27. KRITIS LAGI !

96 3 0
                                    

27
DUA PULUH TUJUH
(KRITIS LAGI !)

"Sore hari yang indah." Ucap Mama Citra sambil melihat langit sore dari kaca jendela kamarnya.

"Nyonya, anda harus keluar besok pagi. Jika tidak dokter akan marah." Ucap Dini.

"Iya nyonya. Ini sudah 2 Minggu, anda menunda kepulangan, padahal kondisi anda sudah jauh membaik". Tambah Joko.

Ya, mama Citra sebenarnya sudah sehat. Dan dokter telah mengizinkannya pulang 2 Minggu yang lalu. Namun mama Citra menundanya agar Elisa dan Adli bisa semakin dekat. Dia bisa melakukannya dengan cara menyogok pihak rumah sakit. Mama Citra tahu itu adalah cara yang buruk, tapi itu adalah rencana yang ampuh untuk menarik simpati dan perhatian Aldi dan Elisa.

"Hahaha… iya, iya aku tahu. Tapi kalian jangan protes begitu.
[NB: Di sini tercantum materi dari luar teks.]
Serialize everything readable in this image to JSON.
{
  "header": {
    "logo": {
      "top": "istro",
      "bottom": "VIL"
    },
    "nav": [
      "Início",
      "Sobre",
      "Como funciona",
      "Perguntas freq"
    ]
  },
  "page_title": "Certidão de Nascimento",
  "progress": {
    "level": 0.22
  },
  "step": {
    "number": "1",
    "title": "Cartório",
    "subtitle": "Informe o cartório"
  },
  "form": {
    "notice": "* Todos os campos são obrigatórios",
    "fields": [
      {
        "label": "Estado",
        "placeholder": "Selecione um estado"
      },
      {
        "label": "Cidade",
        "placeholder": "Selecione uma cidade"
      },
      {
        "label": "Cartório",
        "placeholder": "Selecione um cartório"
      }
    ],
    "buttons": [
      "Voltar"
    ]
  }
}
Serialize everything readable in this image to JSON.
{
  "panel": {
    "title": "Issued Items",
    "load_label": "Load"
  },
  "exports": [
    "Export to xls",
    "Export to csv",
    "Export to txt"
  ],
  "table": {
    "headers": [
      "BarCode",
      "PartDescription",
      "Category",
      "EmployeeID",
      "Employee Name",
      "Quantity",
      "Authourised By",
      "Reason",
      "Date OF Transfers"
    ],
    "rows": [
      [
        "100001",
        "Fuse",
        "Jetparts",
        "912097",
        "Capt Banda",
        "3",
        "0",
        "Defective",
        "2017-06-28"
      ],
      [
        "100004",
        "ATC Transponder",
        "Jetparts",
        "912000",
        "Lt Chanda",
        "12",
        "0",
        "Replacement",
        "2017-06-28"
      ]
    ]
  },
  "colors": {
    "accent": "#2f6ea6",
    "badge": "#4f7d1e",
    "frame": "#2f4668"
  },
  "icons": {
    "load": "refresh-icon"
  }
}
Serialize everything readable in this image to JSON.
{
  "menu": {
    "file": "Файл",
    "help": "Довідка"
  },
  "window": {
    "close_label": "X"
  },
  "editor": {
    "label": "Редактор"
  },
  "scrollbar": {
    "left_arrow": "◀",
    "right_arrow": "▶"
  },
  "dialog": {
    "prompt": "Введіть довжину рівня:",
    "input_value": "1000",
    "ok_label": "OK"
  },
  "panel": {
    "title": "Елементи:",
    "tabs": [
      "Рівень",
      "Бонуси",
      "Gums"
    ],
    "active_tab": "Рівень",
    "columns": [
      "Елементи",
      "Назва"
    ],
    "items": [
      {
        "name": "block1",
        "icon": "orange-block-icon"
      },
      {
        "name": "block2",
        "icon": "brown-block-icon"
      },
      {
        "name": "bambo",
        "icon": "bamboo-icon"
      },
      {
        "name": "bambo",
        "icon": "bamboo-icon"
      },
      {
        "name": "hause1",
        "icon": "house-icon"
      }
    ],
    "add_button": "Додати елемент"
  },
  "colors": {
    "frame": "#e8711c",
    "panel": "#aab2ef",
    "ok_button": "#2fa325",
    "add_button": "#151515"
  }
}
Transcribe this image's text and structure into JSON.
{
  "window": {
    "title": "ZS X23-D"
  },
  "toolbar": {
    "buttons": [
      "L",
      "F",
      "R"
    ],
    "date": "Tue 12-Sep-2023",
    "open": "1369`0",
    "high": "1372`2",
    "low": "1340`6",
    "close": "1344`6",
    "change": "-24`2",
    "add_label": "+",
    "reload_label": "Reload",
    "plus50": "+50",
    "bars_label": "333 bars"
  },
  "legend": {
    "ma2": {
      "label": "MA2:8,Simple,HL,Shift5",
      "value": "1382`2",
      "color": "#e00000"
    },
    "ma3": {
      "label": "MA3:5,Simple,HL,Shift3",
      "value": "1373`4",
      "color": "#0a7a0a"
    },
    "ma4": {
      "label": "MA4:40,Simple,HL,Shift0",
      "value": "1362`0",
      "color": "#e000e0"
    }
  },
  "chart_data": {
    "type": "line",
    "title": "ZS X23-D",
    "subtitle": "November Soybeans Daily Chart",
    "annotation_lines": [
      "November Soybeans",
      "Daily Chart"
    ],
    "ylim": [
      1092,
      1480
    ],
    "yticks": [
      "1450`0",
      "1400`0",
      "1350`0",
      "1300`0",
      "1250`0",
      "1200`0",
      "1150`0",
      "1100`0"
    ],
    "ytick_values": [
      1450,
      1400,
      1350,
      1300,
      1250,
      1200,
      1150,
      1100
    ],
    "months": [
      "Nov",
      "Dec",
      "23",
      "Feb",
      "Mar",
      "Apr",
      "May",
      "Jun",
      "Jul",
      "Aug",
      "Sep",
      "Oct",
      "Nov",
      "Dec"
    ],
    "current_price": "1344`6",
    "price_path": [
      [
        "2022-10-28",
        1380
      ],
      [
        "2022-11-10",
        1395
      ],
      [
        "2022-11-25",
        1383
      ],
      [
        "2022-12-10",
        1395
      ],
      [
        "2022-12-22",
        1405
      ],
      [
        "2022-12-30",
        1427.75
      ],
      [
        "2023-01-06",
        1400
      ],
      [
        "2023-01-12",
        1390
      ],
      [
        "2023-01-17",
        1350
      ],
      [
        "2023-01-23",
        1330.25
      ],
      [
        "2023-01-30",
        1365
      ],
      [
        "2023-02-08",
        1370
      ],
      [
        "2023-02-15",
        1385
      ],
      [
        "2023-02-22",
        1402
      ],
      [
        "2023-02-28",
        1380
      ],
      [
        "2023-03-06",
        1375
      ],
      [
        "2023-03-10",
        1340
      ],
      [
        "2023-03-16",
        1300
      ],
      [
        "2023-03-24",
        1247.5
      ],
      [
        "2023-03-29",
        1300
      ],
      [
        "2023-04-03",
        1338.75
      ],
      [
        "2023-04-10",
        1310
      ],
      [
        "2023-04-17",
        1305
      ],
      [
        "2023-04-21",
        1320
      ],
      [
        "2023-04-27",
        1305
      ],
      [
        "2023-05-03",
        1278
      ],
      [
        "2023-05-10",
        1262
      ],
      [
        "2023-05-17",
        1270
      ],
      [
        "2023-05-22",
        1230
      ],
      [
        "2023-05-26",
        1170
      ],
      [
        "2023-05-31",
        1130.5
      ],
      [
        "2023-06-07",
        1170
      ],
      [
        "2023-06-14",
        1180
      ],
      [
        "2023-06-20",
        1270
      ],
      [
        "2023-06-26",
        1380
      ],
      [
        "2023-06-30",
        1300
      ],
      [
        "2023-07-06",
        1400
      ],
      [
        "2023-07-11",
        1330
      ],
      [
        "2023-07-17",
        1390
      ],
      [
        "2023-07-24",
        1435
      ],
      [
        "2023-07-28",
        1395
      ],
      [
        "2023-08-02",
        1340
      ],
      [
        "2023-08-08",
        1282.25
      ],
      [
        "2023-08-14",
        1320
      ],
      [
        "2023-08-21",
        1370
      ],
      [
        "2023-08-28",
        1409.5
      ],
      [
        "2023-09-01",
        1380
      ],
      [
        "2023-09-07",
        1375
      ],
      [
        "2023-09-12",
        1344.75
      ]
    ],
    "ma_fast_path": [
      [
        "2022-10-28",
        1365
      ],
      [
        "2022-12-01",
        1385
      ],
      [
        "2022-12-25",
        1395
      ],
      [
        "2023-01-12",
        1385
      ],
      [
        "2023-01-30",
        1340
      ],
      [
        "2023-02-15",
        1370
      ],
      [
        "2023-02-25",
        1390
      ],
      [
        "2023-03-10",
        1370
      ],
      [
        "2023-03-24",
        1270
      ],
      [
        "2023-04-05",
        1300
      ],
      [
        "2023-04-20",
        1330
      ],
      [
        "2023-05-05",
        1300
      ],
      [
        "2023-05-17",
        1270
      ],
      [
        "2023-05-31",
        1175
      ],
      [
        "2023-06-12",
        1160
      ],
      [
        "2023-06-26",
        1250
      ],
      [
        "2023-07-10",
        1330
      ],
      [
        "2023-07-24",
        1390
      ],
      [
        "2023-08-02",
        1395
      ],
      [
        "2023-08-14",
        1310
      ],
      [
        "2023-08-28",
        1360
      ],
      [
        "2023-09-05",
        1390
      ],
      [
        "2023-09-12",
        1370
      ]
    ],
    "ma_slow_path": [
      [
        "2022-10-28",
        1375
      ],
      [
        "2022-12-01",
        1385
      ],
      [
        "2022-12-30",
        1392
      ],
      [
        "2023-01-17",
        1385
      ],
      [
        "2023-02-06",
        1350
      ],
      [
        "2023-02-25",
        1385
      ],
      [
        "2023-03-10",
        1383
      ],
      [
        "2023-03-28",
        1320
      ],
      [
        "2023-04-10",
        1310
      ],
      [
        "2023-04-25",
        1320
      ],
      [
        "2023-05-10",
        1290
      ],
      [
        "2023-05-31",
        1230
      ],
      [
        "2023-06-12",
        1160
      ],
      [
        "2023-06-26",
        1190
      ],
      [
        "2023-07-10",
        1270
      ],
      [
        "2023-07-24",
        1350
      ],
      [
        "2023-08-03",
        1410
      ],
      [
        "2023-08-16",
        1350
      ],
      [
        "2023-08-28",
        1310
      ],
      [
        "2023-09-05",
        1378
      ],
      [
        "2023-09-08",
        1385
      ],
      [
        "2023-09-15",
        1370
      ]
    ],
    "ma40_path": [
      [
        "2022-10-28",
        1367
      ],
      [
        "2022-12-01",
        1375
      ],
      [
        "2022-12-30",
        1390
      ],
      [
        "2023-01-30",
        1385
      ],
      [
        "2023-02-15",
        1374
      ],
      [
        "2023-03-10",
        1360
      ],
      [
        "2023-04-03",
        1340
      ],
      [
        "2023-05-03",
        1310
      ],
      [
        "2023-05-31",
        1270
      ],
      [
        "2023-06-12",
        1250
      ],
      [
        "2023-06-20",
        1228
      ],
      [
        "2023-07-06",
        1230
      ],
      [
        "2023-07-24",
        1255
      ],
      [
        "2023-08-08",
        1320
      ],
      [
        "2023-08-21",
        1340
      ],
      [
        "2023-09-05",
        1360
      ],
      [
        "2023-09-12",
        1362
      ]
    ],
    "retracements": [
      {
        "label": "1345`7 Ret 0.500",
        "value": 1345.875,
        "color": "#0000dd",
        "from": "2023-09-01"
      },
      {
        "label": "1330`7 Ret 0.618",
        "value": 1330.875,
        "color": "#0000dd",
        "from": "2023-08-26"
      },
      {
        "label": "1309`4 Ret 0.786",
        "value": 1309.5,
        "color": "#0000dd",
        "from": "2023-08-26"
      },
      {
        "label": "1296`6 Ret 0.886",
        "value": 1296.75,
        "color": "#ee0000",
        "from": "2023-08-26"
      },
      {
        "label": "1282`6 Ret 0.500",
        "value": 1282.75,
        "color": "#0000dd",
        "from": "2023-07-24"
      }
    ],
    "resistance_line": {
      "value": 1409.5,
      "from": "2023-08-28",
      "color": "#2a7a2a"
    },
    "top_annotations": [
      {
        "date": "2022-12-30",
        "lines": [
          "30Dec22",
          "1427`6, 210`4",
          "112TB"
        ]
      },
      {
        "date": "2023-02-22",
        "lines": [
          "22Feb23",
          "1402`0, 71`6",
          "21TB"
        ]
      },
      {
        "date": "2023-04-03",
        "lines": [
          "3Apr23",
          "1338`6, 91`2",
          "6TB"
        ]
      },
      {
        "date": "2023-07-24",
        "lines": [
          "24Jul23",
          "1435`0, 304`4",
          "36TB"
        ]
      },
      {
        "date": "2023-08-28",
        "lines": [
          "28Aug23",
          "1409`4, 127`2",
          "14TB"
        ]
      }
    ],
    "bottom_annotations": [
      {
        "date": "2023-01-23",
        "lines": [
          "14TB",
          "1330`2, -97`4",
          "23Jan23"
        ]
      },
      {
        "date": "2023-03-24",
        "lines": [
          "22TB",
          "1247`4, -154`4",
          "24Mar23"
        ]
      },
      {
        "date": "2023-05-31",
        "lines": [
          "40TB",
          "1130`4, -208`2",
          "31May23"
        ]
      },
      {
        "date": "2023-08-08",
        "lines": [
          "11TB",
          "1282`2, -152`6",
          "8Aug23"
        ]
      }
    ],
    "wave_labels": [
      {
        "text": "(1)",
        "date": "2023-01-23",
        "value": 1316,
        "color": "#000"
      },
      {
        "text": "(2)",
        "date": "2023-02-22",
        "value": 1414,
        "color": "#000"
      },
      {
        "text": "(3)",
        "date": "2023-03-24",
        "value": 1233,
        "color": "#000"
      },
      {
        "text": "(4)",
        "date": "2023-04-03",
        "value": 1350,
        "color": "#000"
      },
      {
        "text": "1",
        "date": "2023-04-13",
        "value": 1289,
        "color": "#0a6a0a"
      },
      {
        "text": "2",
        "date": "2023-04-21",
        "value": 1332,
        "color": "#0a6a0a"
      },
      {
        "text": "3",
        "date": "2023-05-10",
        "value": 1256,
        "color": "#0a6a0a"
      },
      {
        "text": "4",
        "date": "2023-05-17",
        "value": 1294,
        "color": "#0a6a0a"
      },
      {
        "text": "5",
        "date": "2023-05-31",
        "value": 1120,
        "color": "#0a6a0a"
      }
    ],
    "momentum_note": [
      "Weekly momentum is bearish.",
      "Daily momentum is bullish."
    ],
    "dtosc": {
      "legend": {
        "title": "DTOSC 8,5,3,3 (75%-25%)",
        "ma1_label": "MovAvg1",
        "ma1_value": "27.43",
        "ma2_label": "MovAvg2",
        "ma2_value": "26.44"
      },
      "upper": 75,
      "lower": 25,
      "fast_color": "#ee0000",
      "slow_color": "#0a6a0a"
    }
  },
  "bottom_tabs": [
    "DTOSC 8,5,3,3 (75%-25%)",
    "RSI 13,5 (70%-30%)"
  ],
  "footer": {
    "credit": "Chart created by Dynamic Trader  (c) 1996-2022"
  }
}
Aku melakukan ini agar anak ku dan calon menantuku bisa akrab." Ucap mama Citra berusaha membela diri.

Kedua asisten mama Citra saling bertukar pandangan. Setelah itu Dini menatap wanita paruh baya yang sedang berbaring di kasur, lalu berkata "Iya nyonya."

"Sekarang, kalian tunggu di luar aku mau makan." Ucap Mama Citra.

Setelah itu, Dini dan Joko pun pergi keluar dari luar. Biasanya mereka akan menunggu di kursi tunggu yang berada di samping pintu ruangan inap mama Citra. Namun Dini memilih berjalan lurus, karna ia ingin pergi beli air minum dan beberapa makanan.

"Bak mau kemana ?" Tanya Jamal penasaran.

Dini berbalik, lalu berkata "Aku mau beli minum. Kenapa ?"

"Ikut bak." Ucap Jamal, lalu mereka pun pergi bersama ke kantin rumah sakit untuk membeli minum.

Beberapa menit berlalu. Mama Citra baru saja selesai makan. Ia makan martabak asin, ia memang sengaja memakannya karena merasa bosan dengan makanan rumah sakit yang hambar. Saat mama Citra hendak meletakkan piring bekas makannya, tiba-tiba seorang tamu yang tak diundang masuk ke kamarnya.

Mama Citra begitu kaget hingga matanya melebar seakan mau meloncat keluar saat melihat seorang wanita yang sangat ia benci. Wanita yang tak lain adalah Dewi, kekasih anaknya.

"Kenapa kau disini !?"  Tanya Mama Citra dingin.

"Saya kemari ingin jenguk Tante, karena… katanya Tante sakit parah. Tapi… kelihatannya Tante sudah sehat ya." Ucap Dewi sambil menatap mama Citra sinis.

Dewi mendekati mama Citra. Melihatnya lebih dekat, dan semakin ia melihatnya, Dewi semakin yakin jika sebenarnya mama Citra pura-pura sakit. Ya… pura-pura sakit. Mama Citra bisa saja membuat laporan kesehatan palsu dengan cara menyogok dokter mengingat uang nya sangat banyak. Dan otaknya sangat licik.

"Atau sebenarnya Tante udah bohong ya sama Aldi tentang penyakit tante, biar Aldi menjahui saya !" Ucap Dewi.

"Jangan bicara sembarangan kamu sama orang tua !" Tegur mama Citra.

Mama Citra sama sekali tidak berbohong tentang penyakitnya, ia hanya menginap di rumah sakit lebih lama dari waktu yang seharusnya. Jadi tuduhan yang Dewi berikan padanya, sangat menyakitkan untuknya. Bagaimana tidak, dia hampir mati waktu itu.

"Loh kenapa saya gak boleh ? Tante aja bicara yang enggak-enggak tentang saya." Ucap Dewi.

Wanita itu bicara dengan nada lembut, namun itu sangat tajam. Tapi ucapan Dewi tidak salah, Mama Citra memang bicara kasar, tak jauh beda dengan Dewi. Tapi mama.citra sendiri, merasa bersalah setiap kali harus berbicara kasar pada Dewi. Seandainya Dewi mau menjahui Aldi, maka mama Citra tak mungkin bersikap kasar padanya.

"Jamal ! Dini !" Teriak mama Citra.

"Mereka gak ada tante. Disini cuman ada saya dan Tante." Ucap Dewi.